Whichever side is right? There probably is a correct answer to this question, and I submit the media should be responsible for reporting that answer, even if the result is that it appears to be “taking sides” in the debate. Steve pointed me to a report from the Center on Budget and Policy Priorities· entitled African Americans, Hispanic Americans, and Social Security: the Shortcomings of the Heritage Foundation Reports·. The report notes straightforward actuarial errors made in the report the Bush administration relies on for its claim that the social security system disadvantages racial minorities. One example:

The Social Security Administration’s Office of the Chief Actuary found that Heritage both overstated the payroll taxes that workers pay for Social Security and understated the Social Security retirement benefits that workers receive, with these errors being particularly large for African Americans. The Office of the Chief Actuary found that in estimating the number of years an individual would work and make payroll tax contributions, Heritage failed to take into account the fact that some workers die before retirement and consequently contribute payroll tax for a smaller number of years than those who work into their 60s. Since a larger portion of African-American workers than of white workers die before 65, failing to take this factor into account led Heritage to make particularly large errors in its rate-of-return calculations for African Americans. For example, the actuaries found that the number of years a 20-year-old African-American man is expected to make payroll tax payments into the Social Security system is six years fewer than the Heritage methodology would predict. This flaw in its methodology led Heritage to overstate significantly the Social Security taxes that African Americans pay.

Another good example of this phenomenon is WBUR public radio host Tom Ashbrook’s show, On Point, where Ashbrook bends over backwards to make sure he’s always giving “both sides” a fair shot in the discussion, even to the point where he has take a clearly ridiculous view (for example, “maybe the people who want to ban discussion of evolution from classroom textbooks are factually right!”). National Public Radio has been demonized by the right wing for several years now, so perhaps this is an attempt to preempt further charges of bias.

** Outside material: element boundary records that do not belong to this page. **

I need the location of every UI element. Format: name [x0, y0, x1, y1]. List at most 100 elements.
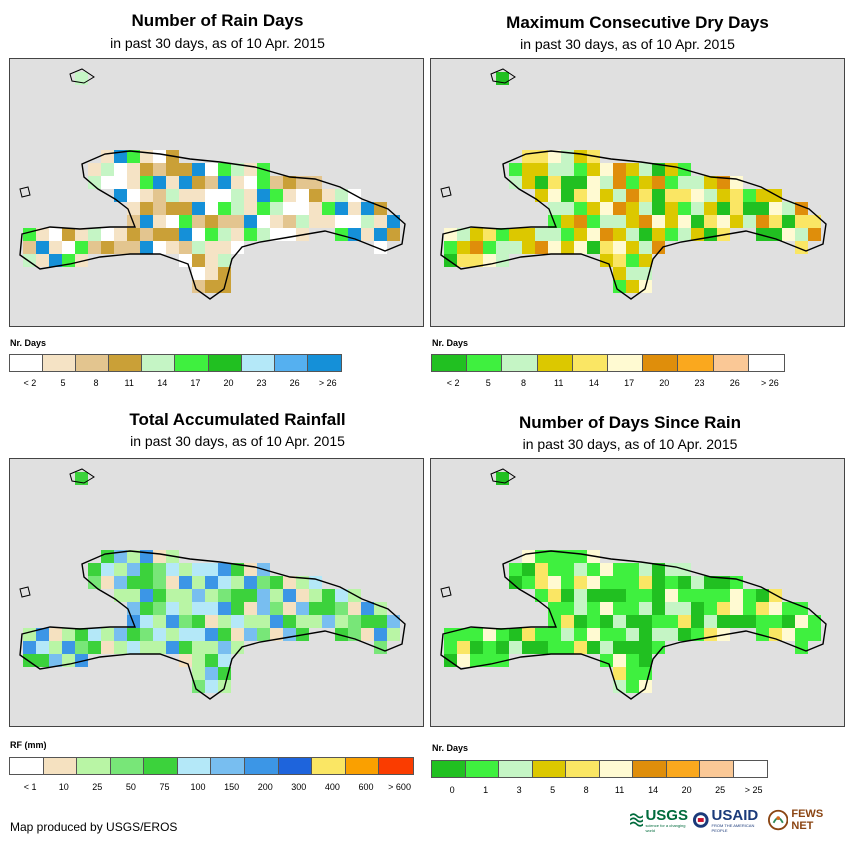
grid-cell — [166, 163, 179, 176]
legend-swatch — [110, 758, 145, 774]
grid-cell — [231, 589, 244, 602]
legend-swatch — [748, 355, 784, 371]
grid-cell — [179, 202, 192, 215]
grid-cell — [296, 589, 309, 602]
legend-swatch — [142, 355, 176, 371]
grid-cell — [49, 254, 62, 267]
grid-cell — [756, 202, 769, 215]
grid-cell — [600, 589, 613, 602]
grid-cell — [88, 176, 101, 189]
grid-cell — [457, 228, 470, 241]
grid-cell — [639, 228, 652, 241]
grid-cell — [101, 550, 114, 563]
grid-cell — [36, 254, 49, 267]
panel-title: Maximum Consecutive Dry Days — [506, 13, 769, 32]
rainfall-legend-labels: < 1 10 25 50 75 100 150 200 300 400 600 > 600 — [10, 782, 413, 794]
grid-cell — [153, 176, 166, 189]
grid-cell — [444, 241, 457, 254]
grid-cell — [561, 202, 574, 215]
legend-label: 300 — [291, 782, 307, 792]
grid-cell — [140, 189, 153, 202]
fewsnet-emblem-icon — [768, 809, 789, 831]
grid-cell — [574, 628, 587, 641]
grid-cell — [75, 228, 88, 241]
grid-cell — [457, 628, 470, 641]
grid-cell — [587, 189, 600, 202]
legend-swatch — [572, 355, 608, 371]
grid-cell — [192, 628, 205, 641]
grid-cell — [652, 628, 665, 641]
legend-swatch — [499, 761, 533, 777]
legend-swatch — [245, 758, 279, 774]
grid-cell — [270, 189, 283, 202]
grid-cell — [509, 641, 522, 654]
grid-cell — [335, 615, 348, 628]
grid-cell — [270, 176, 283, 189]
grid-cell — [257, 589, 270, 602]
grid-cell — [483, 628, 496, 641]
grid-cell — [574, 202, 587, 215]
legend-swatch — [607, 355, 644, 371]
grid-cell — [717, 189, 730, 202]
grid-cell — [231, 163, 244, 176]
grid-cell — [270, 628, 283, 641]
grid-cell — [613, 228, 626, 241]
grid-cell — [244, 576, 257, 589]
grid-cell — [179, 254, 192, 267]
grid-cell — [717, 576, 730, 589]
grid-cell — [496, 254, 509, 267]
legend-label: 20 — [659, 378, 670, 388]
rain-days-legend-labels: < 2 5 8 11 14 17 20 23 26 > 26 — [10, 378, 341, 390]
legend-label: 25 — [92, 782, 103, 792]
grid-cell — [49, 241, 62, 254]
days-since-rain-legend-labels: 0 1 3 5 8 11 14 20 25 > 25 — [432, 785, 767, 797]
legend-label: 20 — [223, 378, 234, 388]
grid-cell — [335, 628, 348, 641]
grid-cell — [769, 602, 782, 615]
legend-label: 17 — [190, 378, 201, 388]
grid-cell — [153, 641, 166, 654]
grid-cell — [140, 615, 153, 628]
grid-cell — [218, 576, 231, 589]
grid-cell — [75, 641, 88, 654]
grid-cell — [127, 589, 140, 602]
grid-cell — [387, 215, 400, 228]
grid-cell — [574, 550, 587, 563]
grid-cell — [166, 241, 179, 254]
legend-swatch — [566, 761, 600, 777]
grid-cell — [756, 602, 769, 615]
grid-cell — [179, 589, 192, 602]
legend-label: 11 — [554, 378, 564, 388]
grid-cell — [283, 176, 296, 189]
legend-label: 150 — [224, 782, 240, 792]
grid-cell — [730, 576, 743, 589]
legend-label: 5 — [485, 378, 491, 388]
grid-cell — [769, 202, 782, 215]
legend-swatch — [643, 355, 679, 371]
grid-cell — [88, 241, 101, 254]
grid-cell — [548, 241, 561, 254]
legend-label: > 26 — [318, 378, 337, 388]
grid-cell — [140, 628, 153, 641]
grid-cell — [795, 615, 808, 628]
grid-cell — [548, 628, 561, 641]
grid-cell — [88, 576, 101, 589]
grid-cell — [626, 576, 639, 589]
grid-cell — [665, 576, 678, 589]
grid-cell — [522, 550, 535, 563]
grid-cell — [153, 150, 166, 163]
grid-cell — [574, 150, 587, 163]
days-since-rain-legend — [431, 760, 768, 778]
legend-label: < 1 — [23, 782, 37, 792]
grid-cell — [509, 241, 522, 254]
grid-cell — [704, 628, 717, 641]
grid-cell — [652, 228, 665, 241]
grid-cell — [127, 241, 140, 254]
grid-cell — [691, 202, 704, 215]
grid-cell — [101, 576, 114, 589]
grid-cell — [613, 602, 626, 615]
grid-cell — [626, 615, 639, 628]
grid-cell — [309, 589, 322, 602]
grid-cell — [626, 641, 639, 654]
grid-cell — [691, 228, 704, 241]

The Boston Phoenix· ran a a great interview with veteran political writer and Dorchester native Jack Beatty· that focused on this same issue several weeks ago. When asked about the media’s role in the “Swift-Boat Veterans for Truth” smear ads during last year’s presidential campaign, Beatty responds:

In the past, there were terrible lies told about candidates. But I think the difference is that journalism has become a vector for these lies, and a way of dignifying them and treating them through this terrible trap of objectivity. “You say, Mr. Hitler, that the Jews are in fact parasites and need to be destroyed. You over here, Rabbi, disagree. Let’s talk.” This objectivity is strangling. You think of journalism as a mirror and a lamp. It’s strictly a mirror today.

Steve pointed out another great example of this a couple of months ago when the New York Times· ran a positive story on the Mozilla Firefox web-browser·, but declined to establish verifiable facts:

Firefox has won praise from some Internet experts for being more innovative than Microsoft’s Internet Explorer and less susceptible to malicious programs that routinely attack the Microsoft browser.

Firefox, they say, is a compact, free-standing browser designed to display Web pages rapidly while blocking pop-up ads and other unsolicited windows. Downloads of the new browser were running at the rate of a million a day last week.

While the security claim might arguably be a matter of opinion (although clearly any argument that up to this point Internet Explorer is no more subject to security vulnerabilities than Mozilla Firefox is laughable), the issue of whether Firefox “displays Web pages rapidly” is quite easy to test. In fact, I’m sure there are people already on the New York Times payroll who would be able to verify (or refute) the claim. And yet, the New York Times—like most other mainstream media publications—lets “you be the judge.”

Hey, one side says it loads faster, the other side says it doesn’t, and who are we to force our opinion on you?